Glenn demonstrated a simple but important point: a ransomware payload doesn’t need to be “brand new” to get through.

If an attacker can:

  • make small modifications (to avoid signatures/reputation checks), and/or

  • sign a payload, and/or

  • tamper with security tooling

…then traditional detection can lose the race.

This is not a criticism of Defender. It’s simply not built as a single-purpose ransomware kill switch. It’s built as a broad platform.

The real fight happens at the moment of encryption

Once a ransomware operator is inside your environment, the final stage is brutally simple:

encrypt.

And the reason this stage is so dangerous is speed.

Encryption can turn from “nothing obvious” into “major incident” in seconds.

So the question becomes:

What happens at the endpoint when the encryption process starts?

That’s why the “last line” matters: endpoint-level prevention that is fast, local, and difficult to tamper with.

A different approach: ransomware “kill switch”, not general detection

In the webinar, the model described was not “replace your EDR”.

It was augment it with a dedicated ransomware prevention layer:

  • focused specifically on ransomware behaviours (not signatures)

  • local and deterministic (not cloud round-trips)

  • hardened against tampering (because attackers increasingly try to disable controls before encrypting)

In plain English:

If the process behaves like ransomware, terminate it immediately; before files are lost.

It’s not glamorous.
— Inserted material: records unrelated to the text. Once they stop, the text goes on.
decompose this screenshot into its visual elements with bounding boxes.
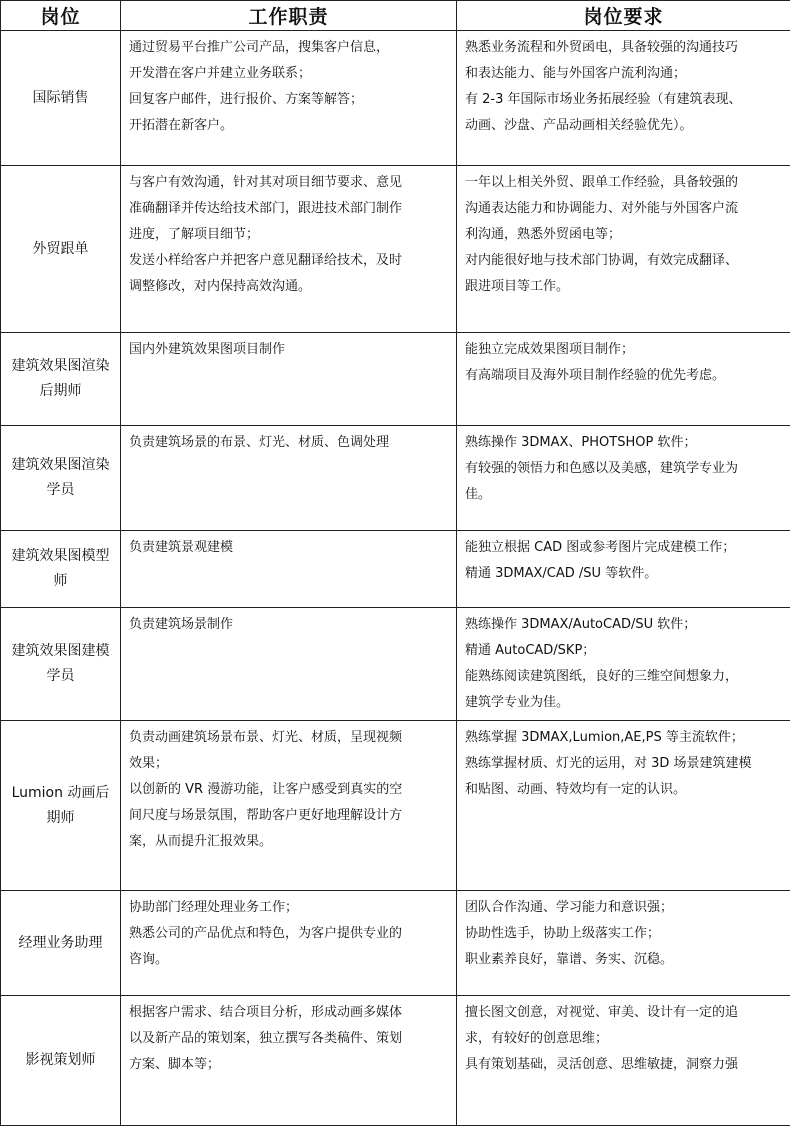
requirement-line: 能独立完成效果图项目制作； xyxy=(465,337,782,363)
requirement-line: 精通 3DMAX/CAD /SU 等软件。 xyxy=(465,561,782,587)
table-row xyxy=(1,166,790,333)
position-title: 影视策划师 xyxy=(1,996,121,1126)
requirement-line: 求，有较好的创意思维； xyxy=(465,1026,782,1052)
requirement-line: 熟练掌握 3DMAX,Lumion,AE,PS 等主流软件； xyxy=(465,725,782,751)
requirement-line: 熟练掌握材质、灯光的运用，对 3D 场景建筑建模 xyxy=(465,751,782,777)
duty-line: 根据客户需求、结合项目分析，形成动画多媒体 xyxy=(129,1000,448,1026)
table-row xyxy=(1,608,790,721)
duty-line: 间尺度与场景氛围，帮助客户更好地理解设计方 xyxy=(129,803,448,829)
requirement-line: 佳。 xyxy=(465,482,782,508)
duty-line: 调整修改，对内保持高效沟通。 xyxy=(129,274,448,300)
requirement-line: 和贴图、动画、特效均有一定的认识。 xyxy=(465,777,782,803)
position-title: 建筑效果图渲染后期师 xyxy=(1,333,121,426)
requirement-line: 有较强的领悟力和色感以及美感，建筑学专业为 xyxy=(465,456,782,482)
requirement-line: 熟练操作 3DMAX、PHOTSHOP 软件； xyxy=(465,430,782,456)
requirement-line: 利沟通，熟悉外贸函电等； xyxy=(465,222,782,248)
duty-line: 与客户有效沟通，针对其对项目细节要求、意见 xyxy=(129,170,448,196)
requirement-line: 团队合作沟通、学习能力和意识强； xyxy=(465,895,782,921)
duties-cell xyxy=(121,891,457,996)
duty-line: 效果； xyxy=(129,751,448,777)
requirements-cell xyxy=(457,31,790,166)
table-row xyxy=(1,426,790,531)
requirement-line: 具有策划基础，灵活创意、思维敏捷，洞察力强 xyxy=(465,1052,782,1078)
requirement-line: 和表达能力、能与外国客户流利沟通； xyxy=(465,61,782,87)
header-row xyxy=(1,1,790,31)
duty-line: 回复客户邮件，进行报价、方案等解答； xyxy=(129,87,448,113)
duties-cell xyxy=(121,608,457,721)
duty-line: 案，从而提升汇报效果。 xyxy=(129,829,448,855)
requirement-line: 动画、沙盘、产品动画相关经验优先）。 xyxy=(465,113,782,139)
duty-line: 负责动画建筑场景布景、灯光、材质，呈现视频 xyxy=(129,725,448,751)
header-requirements: 岗位要求 xyxy=(457,1,790,31)
duty-line: 以创新的 VR 漫游功能，让客户感受到真实的空 xyxy=(129,777,448,803)
duties-cell xyxy=(121,426,457,531)
requirements-cell xyxy=(457,996,790,1126)
header-duties: 工作职责 xyxy=(121,1,457,31)
table-row xyxy=(1,333,790,426)
requirements-cell xyxy=(457,333,790,426)
requirement-line: 熟悉业务流程和外贸函电，具备较强的沟通技巧 xyxy=(465,35,782,61)
requirement-line: 对内能很好地与技术部门协调，有效完成翻译、 xyxy=(465,248,782,274)
header-position: 岗位 xyxy=(1,1,121,31)
requirement-line: 职业素养良好，靠谱、务实、沉稳。 xyxy=(465,947,782,973)
table-body xyxy=(1,31,790,1126)
requirement-line: 能独立根据 CAD 图或参考图片完成建模工作； xyxy=(465,535,782,561)
position-title: 经理业务助理 xyxy=(1,891,121,996)
duty-line: 进度，了解项目细节； xyxy=(129,222,448,248)
duty-line: 国内外建筑效果图项目制作 xyxy=(129,337,448,363)
requirements-cell xyxy=(457,426,790,531)
table-row xyxy=(1,721,790,891)
position-title: Lumion 动画后期师 xyxy=(1,721,121,891)
duty-line: 协助部门经理处理业务工作； xyxy=(129,895,448,921)
duty-line: 开发潜在客户并建立业务联系； xyxy=(129,61,448,87)
table-row xyxy=(1,891,790,996)
requirement-line: 精通 AutoCAD/SKP； xyxy=(465,638,782,664)
duty-line: 通过贸易平台推广公司产品，搜集客户信息， xyxy=(129,35,448,61)
duty-line: 发送小样给客户并把客户意见翻译给技术，及时 xyxy=(129,248,448,274)
duties-cell xyxy=(121,166,457,333)
requirements-cell xyxy=(457,721,790,891)
requirement-line: 熟练操作 3DMAX/AutoCAD/SU 软件； xyxy=(465,612,782,638)
duties-cell xyxy=(121,996,457,1126)
duty-line: 负责建筑场景的布景、灯光、材质、色调处理 xyxy=(129,430,448,456)
requirements-cell xyxy=(457,166,790,333)
requirement-line: 有高端项目及海外项目制作经验的优先考虑。 xyxy=(465,363,782,389)
position-title: 建筑效果图建模学员 xyxy=(1,608,121,721)
requirement-line: 协助性选手，协助上级落实工作； xyxy=(465,921,782,947)
requirement-line: 跟进项目等工作。 xyxy=(465,274,782,300)
duties-cell xyxy=(121,721,457,891)
duty-line: 开拓潜在新客户。 xyxy=(129,113,448,139)
position-title: 建筑效果图渲染学员 xyxy=(1,426,121,531)
duty-line: 熟悉公司的产品优点和特色，为客户提供专业的 xyxy=(129,921,448,947)
table-row xyxy=(1,996,790,1126)
requirement-line: 一年以上相关外贸、跟单工作经验，具备较强的 xyxy=(465,170,782,196)
duty-line: 方案、脚本等； xyxy=(129,1052,448,1078)
duties-cell xyxy=(121,531,457,608)
position-title: 国际销售 xyxy=(1,31,121,166)
duty-line: 以及新产品的策划案，独立撰写各类稿件、策划 xyxy=(129,1026,448,1052)
position-title: 外贸跟单 xyxy=(1,166,121,333)
duties-cell xyxy=(121,333,457,426)
requirements-cell xyxy=(457,891,790,996)
requirements-cell xyxy=(457,608,790,721)
duty-line: 负责建筑场景制作 xyxy=(129,612,448,638)
requirement-line: 建筑学专业为佳。 xyxy=(465,690,782,716)
requirement-line: 沟通表达能力和协调能力、对外能与外国客户流 xyxy=(465,196,782,222)
requirement-line: 擅长图文创意，对视觉、审美、设计有一定的追 xyxy=(465,1000,782,1026)
duty-line: 咨询。 xyxy=(129,947,448,973)
table-row xyxy=(1,31,790,166)
table-row xyxy=(1,531,790,608)
requirements-cell xyxy=(457,531,790,608)
duty-line: 准确翻译并传达给技术部门，跟进技术部门制作 xyxy=(129,196,448,222)
position-title: 建筑效果图模型师 xyxy=(1,531,121,608)
requirement-line: 能熟练阅读建筑图纸，良好的三维空间想象力， xyxy=(465,664,782,690)
duty-line: 负责建筑景观建模 xyxy=(129,535,448,561)
requirement-line: 有 2-3 年国际市场业务拓展经验（有建筑表现、 xyxy=(465,87,782,113)
duties-cell xyxy=(121,31,457,166)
It’s not a hundred dashboards.

It’s the seatbelt + airbag layer for the moment you most need it.

Why anti-tamper is becoming non-negotiable

There’s a second uncomfortable reality: a control that can be turned off is not a control — it’s a speed bump.
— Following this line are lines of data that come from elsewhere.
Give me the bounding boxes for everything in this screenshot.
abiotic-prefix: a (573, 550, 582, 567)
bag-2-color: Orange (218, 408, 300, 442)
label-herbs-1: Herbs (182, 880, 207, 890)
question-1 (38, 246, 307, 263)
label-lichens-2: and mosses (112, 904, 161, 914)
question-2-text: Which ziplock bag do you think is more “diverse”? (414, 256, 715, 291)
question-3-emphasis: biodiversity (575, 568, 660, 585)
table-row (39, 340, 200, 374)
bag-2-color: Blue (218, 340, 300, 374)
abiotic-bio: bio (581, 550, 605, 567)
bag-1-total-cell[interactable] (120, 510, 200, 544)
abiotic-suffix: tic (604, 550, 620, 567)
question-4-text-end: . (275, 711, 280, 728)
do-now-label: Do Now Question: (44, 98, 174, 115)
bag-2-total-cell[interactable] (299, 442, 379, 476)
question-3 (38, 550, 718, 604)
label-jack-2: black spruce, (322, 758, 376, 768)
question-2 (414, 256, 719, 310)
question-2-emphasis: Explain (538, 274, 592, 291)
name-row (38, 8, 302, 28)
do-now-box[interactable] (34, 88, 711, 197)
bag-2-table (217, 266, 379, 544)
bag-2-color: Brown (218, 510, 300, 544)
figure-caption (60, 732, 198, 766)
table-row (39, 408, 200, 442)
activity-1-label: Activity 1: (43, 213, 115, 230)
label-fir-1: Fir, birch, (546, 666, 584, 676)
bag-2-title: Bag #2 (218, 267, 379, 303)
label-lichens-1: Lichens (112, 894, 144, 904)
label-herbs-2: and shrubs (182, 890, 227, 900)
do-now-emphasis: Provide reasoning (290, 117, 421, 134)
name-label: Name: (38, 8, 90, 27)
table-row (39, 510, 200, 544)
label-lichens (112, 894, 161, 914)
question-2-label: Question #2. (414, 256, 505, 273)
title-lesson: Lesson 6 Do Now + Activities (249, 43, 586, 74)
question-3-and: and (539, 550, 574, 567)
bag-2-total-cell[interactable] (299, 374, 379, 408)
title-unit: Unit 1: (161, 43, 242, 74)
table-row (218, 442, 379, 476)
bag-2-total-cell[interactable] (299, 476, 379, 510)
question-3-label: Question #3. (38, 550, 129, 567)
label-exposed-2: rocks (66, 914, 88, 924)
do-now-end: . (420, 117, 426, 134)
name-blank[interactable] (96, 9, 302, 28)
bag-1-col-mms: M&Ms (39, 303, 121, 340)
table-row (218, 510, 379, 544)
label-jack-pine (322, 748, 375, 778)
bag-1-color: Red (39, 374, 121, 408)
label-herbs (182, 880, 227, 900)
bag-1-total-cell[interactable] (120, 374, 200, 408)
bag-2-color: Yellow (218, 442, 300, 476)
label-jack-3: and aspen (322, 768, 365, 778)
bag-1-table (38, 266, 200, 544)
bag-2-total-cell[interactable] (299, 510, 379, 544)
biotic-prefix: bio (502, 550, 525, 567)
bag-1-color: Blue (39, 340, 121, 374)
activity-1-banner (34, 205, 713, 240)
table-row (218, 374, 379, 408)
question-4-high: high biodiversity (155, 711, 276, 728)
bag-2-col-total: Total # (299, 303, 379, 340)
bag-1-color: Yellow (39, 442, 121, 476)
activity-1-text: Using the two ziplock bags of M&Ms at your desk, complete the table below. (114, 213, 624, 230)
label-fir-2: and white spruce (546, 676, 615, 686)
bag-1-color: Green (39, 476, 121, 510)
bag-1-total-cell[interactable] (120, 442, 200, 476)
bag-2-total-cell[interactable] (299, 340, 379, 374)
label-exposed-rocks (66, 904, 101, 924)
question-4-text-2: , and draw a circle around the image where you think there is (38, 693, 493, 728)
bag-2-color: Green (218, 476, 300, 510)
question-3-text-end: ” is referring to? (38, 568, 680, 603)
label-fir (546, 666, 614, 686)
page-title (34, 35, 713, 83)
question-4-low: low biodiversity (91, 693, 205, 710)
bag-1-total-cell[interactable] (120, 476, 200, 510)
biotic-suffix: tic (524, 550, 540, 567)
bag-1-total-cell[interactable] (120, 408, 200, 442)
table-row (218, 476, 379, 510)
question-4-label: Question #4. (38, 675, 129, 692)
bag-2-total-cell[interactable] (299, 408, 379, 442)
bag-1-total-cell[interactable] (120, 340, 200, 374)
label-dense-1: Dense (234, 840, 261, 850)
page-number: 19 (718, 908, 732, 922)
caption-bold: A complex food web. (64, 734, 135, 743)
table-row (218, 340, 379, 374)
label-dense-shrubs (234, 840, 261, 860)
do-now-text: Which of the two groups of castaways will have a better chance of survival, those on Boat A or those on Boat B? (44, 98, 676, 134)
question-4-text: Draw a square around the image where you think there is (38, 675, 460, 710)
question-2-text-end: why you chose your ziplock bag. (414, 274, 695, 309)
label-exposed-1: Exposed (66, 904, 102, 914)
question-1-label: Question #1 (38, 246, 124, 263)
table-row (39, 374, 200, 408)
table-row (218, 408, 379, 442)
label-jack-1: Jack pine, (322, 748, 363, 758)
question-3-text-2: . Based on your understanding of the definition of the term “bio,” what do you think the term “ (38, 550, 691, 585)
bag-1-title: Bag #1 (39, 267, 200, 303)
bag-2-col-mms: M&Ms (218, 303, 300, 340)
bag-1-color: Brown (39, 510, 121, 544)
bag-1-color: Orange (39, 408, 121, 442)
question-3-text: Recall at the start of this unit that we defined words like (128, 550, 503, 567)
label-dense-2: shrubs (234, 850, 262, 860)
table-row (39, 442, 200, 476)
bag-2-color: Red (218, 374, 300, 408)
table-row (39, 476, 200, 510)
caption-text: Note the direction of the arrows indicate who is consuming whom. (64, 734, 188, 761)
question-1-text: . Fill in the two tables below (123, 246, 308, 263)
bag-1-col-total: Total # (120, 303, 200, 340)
Modern attackers don’t just “launch ransomware”.
They often try to:

  • terminate security processes

  • hollow out or suspend EDR components

  • disable monitoring

  • remove restore points / shadow copies

  • create conditions where encryption runs unchallenged

So any serious ransomware resilience strategy needs to include:

  • detection/prevention of encryption behaviours

  • protection of the protective controls

If your endpoint security can be neutralised, you’ve lost the most important layer before the incident even “starts”.

What this means for NHS and healthcare environments

Healthcare has a uniquely difficult combination:

  • large estates

  • legacy systems that can’t move fast

  • high operational pressure

  • third-party access complexity

  • low tolerance for downtime

That’s exactly why attackers target it: the pressure to restore service is higher.

So the practical, mature question isn’t:

“How do we become unhackable?”

It’s:

“How do we maintain continuity even when something gets through?”

A pragmatic way to think about deployment

You don’t need to boil the ocean on day one.

A sensible approach is staged:

  1. Protect crown jewels first (critical servers, core systems)

  2. Validate in a monitor/baseline mode if available

  3. Expand to endpoints as confidence grows

  4. Ensure alerts can feed into your SIEM / SOC workflows

The goal is not another project.
The goal is reducing blast radius and preventing encryption.

The takeaway

The ransomware story in 2026 isn’t “defenders are failing”.

It’s this:

  • attackers are industrialised

  • compromise often starts with humans and identity

  • encryption happens fast

  • and broad detection platforms aren’t optimised to be a single-purpose kill switch

So if you’re serious about resilience, the question to ask your team is simple:

If encryption started right now on a critical system, what would stop it — in milliseconds — even if other controls were bypassed?

If the honest answer is “we’re not sure”, that’s where to focus next.